Yesterday afternoon I started to muse over quite an interesting question: is it possible to be part of the Disabled community and be a Tory? At first glance, the answer is an obvious yes – you can hold any views you want and still be disabled. But can you hold conservative views and still see yourself as a member of the disability subculture, or still be welcome in it? For m at least, the answer to this is less clear cut.
I think it’s fair to say that most crips are galvanised against Tory cuts. Many in The direct action network have pointed out that their cuts will kill, and DAN members are protesting at the Tory party conference as I write. But the disability community is not Dan, and Dan is, after all, just a loose organisation of like-minded individuals. There does not appear to be a leadership per se, and thus no central ideology. It’s thus hard to define what the disabled community is and what it stands for, so from this perspective the answer to my question is an equally obvious yes.
Yet at the same time I do not think it’s that straightforward. Yes, disabled people are a diverse group of people, and have no universal ideas; as I wrote here, we are an ‘us’ without a ‘them’. But to a large extent that ‘us’ is a self-selecting group of indeviduals which seems to be united along certain lines: a good wealth fare state, inclusive education, and the social model of disability – all of which the Tories seem to be against. What if, say, some guy with CP was idiotic enough to start believing Tory lies and started spouting Tory rhetoric? Would he have a right to see himself as one of us? Or would he, in effect, have ostracised himself from the disabled community?
I’m not sure of the answer, but from certain perspectives I think I must answer ”Yes’. At the moment, the government is poised to make drastic cuts – cuts which any fool can see are ideologically inspired but which will kill. They will also undo the progress towards inclusion labour made, and Tories are more likely to view disability in medical terms rather than as a social construction. In other words, Tory ideology seems diametrically opposed to the beliefs held by most politically active disabled people, and it is these Political crips who that ‘us’ is more or less composed ofTo a certain extent, to many crip activists the Tories have become the opposing force – the ‘them’ – which I stated didn’t exist in my ‘Us and Them’ entry. In this light, although it makes me a bit uneasy, I do not see how any disabled Tory can have the right to invoke an ‘us’.

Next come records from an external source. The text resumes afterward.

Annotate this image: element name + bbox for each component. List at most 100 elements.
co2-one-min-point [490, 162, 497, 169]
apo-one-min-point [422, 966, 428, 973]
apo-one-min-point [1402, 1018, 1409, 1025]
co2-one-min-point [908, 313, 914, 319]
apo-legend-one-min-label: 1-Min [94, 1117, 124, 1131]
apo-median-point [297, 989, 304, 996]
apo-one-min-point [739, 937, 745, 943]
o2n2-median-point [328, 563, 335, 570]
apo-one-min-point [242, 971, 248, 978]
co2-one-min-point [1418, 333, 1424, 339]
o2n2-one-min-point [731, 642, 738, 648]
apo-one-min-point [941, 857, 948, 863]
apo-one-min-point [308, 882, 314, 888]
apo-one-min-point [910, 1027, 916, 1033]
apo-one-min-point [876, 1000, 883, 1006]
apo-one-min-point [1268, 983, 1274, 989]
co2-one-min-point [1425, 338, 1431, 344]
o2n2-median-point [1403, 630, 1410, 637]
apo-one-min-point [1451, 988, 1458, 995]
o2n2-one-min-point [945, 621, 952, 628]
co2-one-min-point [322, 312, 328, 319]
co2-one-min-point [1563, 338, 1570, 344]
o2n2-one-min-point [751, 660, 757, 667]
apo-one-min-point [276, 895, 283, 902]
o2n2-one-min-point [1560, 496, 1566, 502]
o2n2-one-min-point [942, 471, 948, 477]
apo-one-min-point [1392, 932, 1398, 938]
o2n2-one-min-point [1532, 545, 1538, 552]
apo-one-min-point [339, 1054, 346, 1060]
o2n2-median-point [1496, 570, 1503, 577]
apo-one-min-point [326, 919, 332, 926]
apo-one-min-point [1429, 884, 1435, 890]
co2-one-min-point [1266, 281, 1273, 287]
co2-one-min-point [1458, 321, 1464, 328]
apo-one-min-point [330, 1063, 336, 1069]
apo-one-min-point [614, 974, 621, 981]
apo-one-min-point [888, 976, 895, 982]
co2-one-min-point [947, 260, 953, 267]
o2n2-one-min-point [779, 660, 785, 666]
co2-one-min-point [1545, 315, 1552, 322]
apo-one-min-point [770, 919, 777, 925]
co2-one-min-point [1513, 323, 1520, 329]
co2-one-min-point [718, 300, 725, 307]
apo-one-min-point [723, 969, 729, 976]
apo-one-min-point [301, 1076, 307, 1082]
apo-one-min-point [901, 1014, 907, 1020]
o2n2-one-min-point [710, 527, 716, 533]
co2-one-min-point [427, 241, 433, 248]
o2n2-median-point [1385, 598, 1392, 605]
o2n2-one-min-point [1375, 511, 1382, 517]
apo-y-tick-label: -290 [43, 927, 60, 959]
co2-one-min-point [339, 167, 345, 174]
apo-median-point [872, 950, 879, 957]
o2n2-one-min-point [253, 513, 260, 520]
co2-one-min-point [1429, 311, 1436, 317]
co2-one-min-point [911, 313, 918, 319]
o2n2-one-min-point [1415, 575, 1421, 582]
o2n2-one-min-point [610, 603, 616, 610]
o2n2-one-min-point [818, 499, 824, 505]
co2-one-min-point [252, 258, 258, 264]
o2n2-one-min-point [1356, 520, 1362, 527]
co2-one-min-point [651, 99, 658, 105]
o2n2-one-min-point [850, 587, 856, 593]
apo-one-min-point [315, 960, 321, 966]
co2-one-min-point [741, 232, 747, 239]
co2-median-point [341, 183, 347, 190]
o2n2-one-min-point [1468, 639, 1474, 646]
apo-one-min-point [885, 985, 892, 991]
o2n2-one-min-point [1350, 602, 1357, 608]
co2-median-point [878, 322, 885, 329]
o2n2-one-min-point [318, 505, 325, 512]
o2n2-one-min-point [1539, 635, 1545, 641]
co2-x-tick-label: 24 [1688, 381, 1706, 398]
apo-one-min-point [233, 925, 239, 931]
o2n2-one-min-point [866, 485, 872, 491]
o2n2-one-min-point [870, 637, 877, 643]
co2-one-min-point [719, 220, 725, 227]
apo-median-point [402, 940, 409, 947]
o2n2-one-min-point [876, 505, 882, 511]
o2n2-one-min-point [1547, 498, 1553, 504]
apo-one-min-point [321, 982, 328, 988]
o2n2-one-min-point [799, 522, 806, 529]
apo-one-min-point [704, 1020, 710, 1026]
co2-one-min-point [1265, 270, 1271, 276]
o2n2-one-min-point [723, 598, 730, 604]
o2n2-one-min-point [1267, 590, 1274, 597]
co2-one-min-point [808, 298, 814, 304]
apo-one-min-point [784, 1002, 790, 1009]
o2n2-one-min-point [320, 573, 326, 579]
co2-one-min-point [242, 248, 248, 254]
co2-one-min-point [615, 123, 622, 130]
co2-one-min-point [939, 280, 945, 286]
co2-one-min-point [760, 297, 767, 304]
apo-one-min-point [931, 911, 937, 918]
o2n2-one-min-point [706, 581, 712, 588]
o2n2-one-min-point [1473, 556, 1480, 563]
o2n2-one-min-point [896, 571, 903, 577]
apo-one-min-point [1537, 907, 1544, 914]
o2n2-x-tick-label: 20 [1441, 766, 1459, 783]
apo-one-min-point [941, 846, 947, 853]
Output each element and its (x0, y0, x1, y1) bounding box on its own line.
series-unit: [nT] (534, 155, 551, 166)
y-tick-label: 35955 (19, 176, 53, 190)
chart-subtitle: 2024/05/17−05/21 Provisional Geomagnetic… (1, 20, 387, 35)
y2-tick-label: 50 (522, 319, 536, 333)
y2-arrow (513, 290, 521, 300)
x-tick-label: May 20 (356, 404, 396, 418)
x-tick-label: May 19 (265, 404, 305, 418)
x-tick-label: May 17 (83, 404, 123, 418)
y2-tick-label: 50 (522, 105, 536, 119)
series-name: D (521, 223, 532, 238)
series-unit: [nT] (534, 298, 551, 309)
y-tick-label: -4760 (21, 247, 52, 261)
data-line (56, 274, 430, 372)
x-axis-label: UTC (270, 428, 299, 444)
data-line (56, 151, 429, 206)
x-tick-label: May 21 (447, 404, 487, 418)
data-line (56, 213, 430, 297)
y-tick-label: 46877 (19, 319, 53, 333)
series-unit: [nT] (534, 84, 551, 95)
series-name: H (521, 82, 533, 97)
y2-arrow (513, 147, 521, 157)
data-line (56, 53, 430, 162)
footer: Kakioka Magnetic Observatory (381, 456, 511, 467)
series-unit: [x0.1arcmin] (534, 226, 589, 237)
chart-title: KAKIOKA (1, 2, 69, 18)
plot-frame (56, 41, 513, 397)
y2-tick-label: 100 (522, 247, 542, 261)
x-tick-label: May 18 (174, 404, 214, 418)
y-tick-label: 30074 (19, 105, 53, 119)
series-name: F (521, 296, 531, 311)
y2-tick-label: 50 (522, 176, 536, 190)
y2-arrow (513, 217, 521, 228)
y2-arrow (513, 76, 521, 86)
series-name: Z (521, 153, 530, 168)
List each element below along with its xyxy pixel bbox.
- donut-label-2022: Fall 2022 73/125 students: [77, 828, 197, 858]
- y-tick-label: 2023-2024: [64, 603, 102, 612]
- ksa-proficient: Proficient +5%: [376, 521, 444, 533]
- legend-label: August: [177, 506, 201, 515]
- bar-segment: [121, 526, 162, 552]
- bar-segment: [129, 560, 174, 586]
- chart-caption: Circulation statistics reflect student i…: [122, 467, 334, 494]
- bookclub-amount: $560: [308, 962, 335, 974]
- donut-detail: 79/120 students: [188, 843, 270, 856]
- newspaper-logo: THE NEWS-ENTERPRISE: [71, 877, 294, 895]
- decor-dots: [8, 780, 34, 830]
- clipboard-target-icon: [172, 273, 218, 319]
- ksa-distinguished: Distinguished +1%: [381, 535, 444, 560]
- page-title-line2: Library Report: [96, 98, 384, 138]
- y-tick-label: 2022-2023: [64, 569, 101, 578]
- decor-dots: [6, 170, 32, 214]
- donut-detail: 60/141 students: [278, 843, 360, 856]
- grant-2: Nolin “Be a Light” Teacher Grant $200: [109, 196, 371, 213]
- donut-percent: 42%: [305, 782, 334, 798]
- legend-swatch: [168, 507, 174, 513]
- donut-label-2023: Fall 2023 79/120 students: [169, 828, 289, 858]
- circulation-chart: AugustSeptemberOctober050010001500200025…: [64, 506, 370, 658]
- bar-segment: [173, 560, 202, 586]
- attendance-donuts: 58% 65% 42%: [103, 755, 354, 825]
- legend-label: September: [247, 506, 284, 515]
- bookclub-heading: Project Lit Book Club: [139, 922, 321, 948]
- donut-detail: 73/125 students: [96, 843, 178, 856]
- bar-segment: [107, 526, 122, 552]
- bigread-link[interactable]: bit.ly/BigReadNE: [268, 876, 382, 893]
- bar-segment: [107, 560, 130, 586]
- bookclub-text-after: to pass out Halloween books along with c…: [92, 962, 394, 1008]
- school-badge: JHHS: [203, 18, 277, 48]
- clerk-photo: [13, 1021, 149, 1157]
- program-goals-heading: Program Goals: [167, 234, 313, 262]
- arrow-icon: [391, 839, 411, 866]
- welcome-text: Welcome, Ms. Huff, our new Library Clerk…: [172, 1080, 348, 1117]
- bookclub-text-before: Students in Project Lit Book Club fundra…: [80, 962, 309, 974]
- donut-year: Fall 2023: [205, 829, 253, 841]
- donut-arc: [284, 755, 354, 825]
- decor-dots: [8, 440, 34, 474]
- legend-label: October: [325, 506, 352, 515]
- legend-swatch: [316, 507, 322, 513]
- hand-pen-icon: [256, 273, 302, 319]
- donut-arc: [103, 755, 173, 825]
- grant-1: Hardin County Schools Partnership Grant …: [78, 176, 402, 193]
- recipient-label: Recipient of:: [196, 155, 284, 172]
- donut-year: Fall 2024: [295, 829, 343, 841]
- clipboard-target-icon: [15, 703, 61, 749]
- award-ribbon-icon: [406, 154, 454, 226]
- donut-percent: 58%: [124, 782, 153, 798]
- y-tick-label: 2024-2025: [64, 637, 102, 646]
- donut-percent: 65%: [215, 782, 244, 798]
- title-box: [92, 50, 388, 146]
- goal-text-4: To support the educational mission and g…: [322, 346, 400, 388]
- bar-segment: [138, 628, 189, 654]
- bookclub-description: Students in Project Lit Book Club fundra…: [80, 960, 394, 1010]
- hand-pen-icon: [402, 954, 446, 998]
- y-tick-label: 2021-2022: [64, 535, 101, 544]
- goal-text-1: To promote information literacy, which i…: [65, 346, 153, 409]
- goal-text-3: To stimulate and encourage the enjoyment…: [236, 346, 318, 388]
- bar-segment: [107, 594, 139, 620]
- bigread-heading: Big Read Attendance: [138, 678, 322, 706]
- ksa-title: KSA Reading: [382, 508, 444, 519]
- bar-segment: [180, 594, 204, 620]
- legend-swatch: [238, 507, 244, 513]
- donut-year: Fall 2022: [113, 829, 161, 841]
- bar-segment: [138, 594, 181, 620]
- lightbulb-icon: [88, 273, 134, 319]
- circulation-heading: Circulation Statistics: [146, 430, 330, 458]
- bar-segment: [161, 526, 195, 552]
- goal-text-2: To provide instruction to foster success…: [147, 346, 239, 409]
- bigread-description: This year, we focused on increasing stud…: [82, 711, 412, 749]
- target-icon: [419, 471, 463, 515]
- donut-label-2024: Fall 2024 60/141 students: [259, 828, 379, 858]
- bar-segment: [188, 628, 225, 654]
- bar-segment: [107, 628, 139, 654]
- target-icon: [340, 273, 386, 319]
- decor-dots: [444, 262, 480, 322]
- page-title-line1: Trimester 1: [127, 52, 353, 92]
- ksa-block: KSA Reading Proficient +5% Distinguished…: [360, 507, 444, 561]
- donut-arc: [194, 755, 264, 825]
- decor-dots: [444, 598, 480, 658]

I do not like the idea of a community to which I feel I belong casting out anyone upon any grounds, and I certainly don’t like the idea of the disability community having anything as formal as a sanctioned ideology; but I do feel that we must, of necessity, close our metaphysical ranks and defend ourselves against an obviously oppressive force. This may smack of childish ‘clubbism’, and I may be raising divisions where I have no right to, but the fact is this is how the situation may be. Ultimately, though, this is a symptom of the divisions these tory cuts will cause, and I’m only describing a phenomenon which may only be happening from a certain point of view.